Radivojac Predrag, Chawla Nitesh V, Dunker A Keith, Obradovic Zoran
Center for Information Science and Technology, Temple University, USA.
J Biomed Inform. 2004 Aug;37(4):224-39. doi: 10.1016/j.jbi.2004.07.008.
We consider the problem of classification in noisy, high-dimensional, and class-imbalanced protein datasets. In order to design a complete classification system, we use a three-stage machine learning framework consisting of a feature selection stage, a method addressing noise and class-imbalance, and a method for combining biologically related tasks through a prior-knowledge based clustering. In the first stage, we employ Fisher's permutation test as a feature selection filter. Comparisons with the alternative criteria show that it may be favorable for typical protein datasets. In the second stage, noise and class imbalance are addressed by using minority class over-sampling, majority class under-sampling, and ensemble learning. The performance of logistic regression models, decision trees, and neural networks is systematically evaluated. The experimental results show that in many cases ensembles of logistic regression classifiers may outperform more expressive models due to their robustness to noise and low sample density in a high-dimensional feature space. However, ensembles of neural networks may be the best solution for large datasets. In the third stage, we use prior knowledge to partition unlabeled data such that the class distributions among non-overlapping clusters significantly differ. In our experiments, training classifiers specialized to the class distributions of each cluster resulted in a further decrease in classification error.
我们考虑在有噪声、高维且类别不平衡的蛋白质数据集中进行分类的问题。

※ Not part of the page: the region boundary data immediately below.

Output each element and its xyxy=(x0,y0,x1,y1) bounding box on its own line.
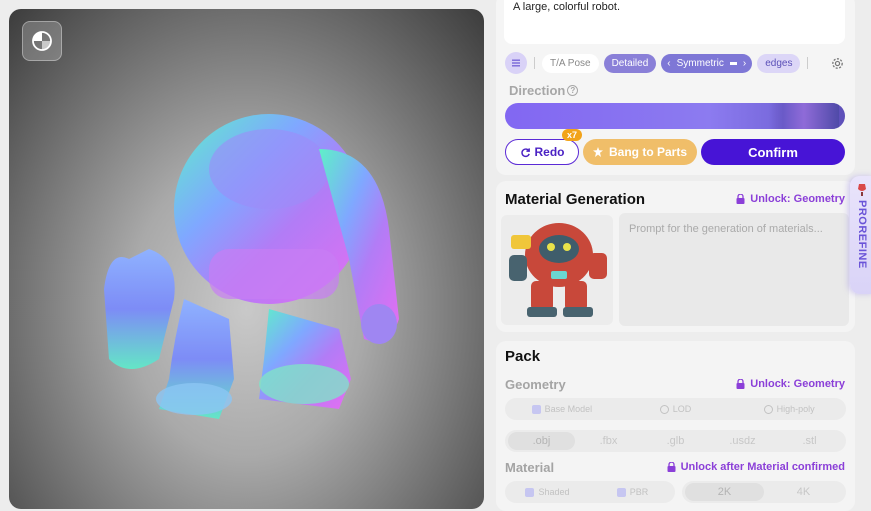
material-pack-label: Material xyxy=(505,460,555,475)
option-lod[interactable]: LOD xyxy=(619,404,733,414)
material-preview-thumbnail[interactable] xyxy=(501,215,613,325)
chip-detailed[interactable]: Detailed xyxy=(603,53,657,73)
generation-card: A large, colorful robot. T/A Pose Detail… xyxy=(496,0,855,175)
option-label: LOD xyxy=(672,404,692,414)
option-label: High-poly xyxy=(776,404,815,414)
geometry-label: Geometry xyxy=(505,377,566,392)
pack-card: Pack Geometry Unlock: Geometry Base Mode… xyxy=(496,341,855,511)
material-unlock-link[interactable]: Unlock: Geometry xyxy=(736,193,845,205)
prorefine-label: PROREFINE xyxy=(856,200,868,269)
prorefine-icon xyxy=(858,184,866,196)
toolbar-divider xyxy=(807,57,809,69)
direction-label: Direction ? xyxy=(509,83,579,98)
chevron-right-icon[interactable]: › xyxy=(743,58,746,69)
right-panel: A large, colorful robot. T/A Pose Detail… xyxy=(496,0,856,511)
view-mode-toggle[interactable] xyxy=(22,21,62,61)
options-menu-button[interactable] xyxy=(505,52,527,74)
material-pack-unlock-label: Unlock after Material confirmed xyxy=(680,461,845,473)
pack-title: Pack xyxy=(505,348,541,365)
redo-icon xyxy=(520,147,530,157)
checkbox-icon xyxy=(531,404,541,414)
gear-icon xyxy=(831,57,843,69)
robot-preview-image xyxy=(509,223,607,317)
option-label: Base Model xyxy=(544,404,593,414)
chevron-left-icon[interactable]: ‹ xyxy=(667,58,670,69)
radio-icon xyxy=(659,404,669,414)
lock-icon xyxy=(667,462,676,472)
toolbar-divider xyxy=(534,57,535,69)
model-viewport[interactable] xyxy=(9,9,484,509)
settings-button[interactable] xyxy=(828,54,846,72)
resolution-selector: 2K 4K xyxy=(682,481,846,503)
option-label: Shaded xyxy=(538,487,570,497)
prorefine-side-tab[interactable]: PROREFINE xyxy=(850,176,871,294)
robot-model-render xyxy=(104,114,399,419)
chip-symmetric-label: Symmetric xyxy=(676,57,724,69)
bang-label: Bang to Parts xyxy=(608,145,687,159)
material-options: Shaded PBR xyxy=(505,481,675,503)
generation-toolbar: T/A Pose Detailed ‹ Symmetric › edges xyxy=(505,52,846,74)
list-icon xyxy=(512,59,520,67)
checkbox-icon xyxy=(616,487,626,497)
resolution-4k[interactable]: 4K xyxy=(764,483,843,501)
material-unlock-label: Unlock: Geometry xyxy=(750,193,845,205)
radio-icon xyxy=(763,404,773,414)
option-label: PBR xyxy=(629,487,649,497)
format-fbx[interactable]: .fbx xyxy=(575,432,642,450)
chip-tpose[interactable]: T/A Pose xyxy=(542,53,599,73)
chip-symmetric[interactable]: ‹ Symmetric › xyxy=(661,53,753,73)
option-base-model[interactable]: Base Model xyxy=(505,404,619,414)
material-generation-card: Material Generation Unlock: Geometry Pro… xyxy=(496,181,855,332)
checkbox-icon xyxy=(525,487,535,497)
lock-icon xyxy=(736,379,745,389)
geometry-unlock-link[interactable]: Unlock: Geometry xyxy=(736,378,845,390)
option-high-poly[interactable]: High-poly xyxy=(732,404,846,414)
view-mode-icon xyxy=(32,31,52,51)
direction-preview-thumb[interactable] xyxy=(769,103,839,129)
redo-label: Redo xyxy=(534,145,565,159)
option-pbr[interactable]: PBR xyxy=(590,487,675,497)
prompt-input[interactable]: A large, colorful robot. xyxy=(504,0,845,44)
bang-to-parts-button[interactable]: Bang to Parts xyxy=(583,139,697,165)
geometry-unlock-label: Unlock: Geometry xyxy=(750,378,845,390)
redo-button[interactable]: Redo x7 xyxy=(505,129,582,165)
format-obj[interactable]: .obj xyxy=(508,432,575,450)
action-row: Redo x7 Bang to Parts Confirm xyxy=(505,129,845,165)
lock-icon xyxy=(736,194,745,204)
format-stl[interactable]: .stl xyxy=(776,432,843,450)
format-usdz[interactable]: .usdz xyxy=(709,432,776,450)
confirm-button[interactable]: Confirm xyxy=(701,139,845,165)
option-shaded[interactable]: Shaded xyxy=(505,487,590,497)
material-pack-unlock-link[interactable]: Unlock after Material confirmed xyxy=(667,461,845,473)
material-title: Material Generation xyxy=(505,191,646,208)
geometry-options: Base Model LOD High-poly xyxy=(505,398,846,420)
redo-count-badge: x7 xyxy=(561,129,582,141)
direction-slider[interactable] xyxy=(505,103,845,129)
chip-edges[interactable]: edges xyxy=(757,53,801,73)
burst-icon xyxy=(592,147,603,157)
material-prompt-input[interactable]: Prompt for the generation of materials..… xyxy=(619,213,849,326)
format-selector: .obj .fbx .glb .usdz .stl xyxy=(505,430,846,452)
symmetric-toggle-icon xyxy=(729,61,737,65)
help-icon[interactable]: ? xyxy=(567,85,579,96)
resolution-2k[interactable]: 2K xyxy=(685,483,764,501)
format-glb[interactable]: .glb xyxy=(642,432,709,450)
direction-label-text: Direction xyxy=(509,83,566,98)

为了设计一个完整的分类系统,我们使用了一个三阶段机器学习框架,该框架由一个特征选择阶段、一种处理噪声和类别不平衡的方法,以及一种通过基于先验知识的聚类来组合生物学相关任务的方法组成。在第一阶段,我们采用Fisher排列检验作为特征选择过滤器。与其他标准的比较表明,它可能适用于典型的蛋白质数据集。在第二阶段,通过使用少数类过采样、多数类欠采样和集成学习来处理噪声和类别不平衡。系统地评估了逻辑回归模型、决策树和神经网络的性能。实验结果表明,在许多情况下,逻辑回归分类器的集成可能由于其对噪声的鲁棒性以及在高维特征空间中的低样本密度而优于更具表现力的模型。然而,神经网络的集成可能是大型数据集的最佳解决方案。在第三阶段,我们使用先验知识对未标记数据进行划分,使得非重叠聚类之间的类别分布有显著差异。在我们的实验中,针对每个聚类的类别分布训练专门的分类器导致分类误差进一步降低。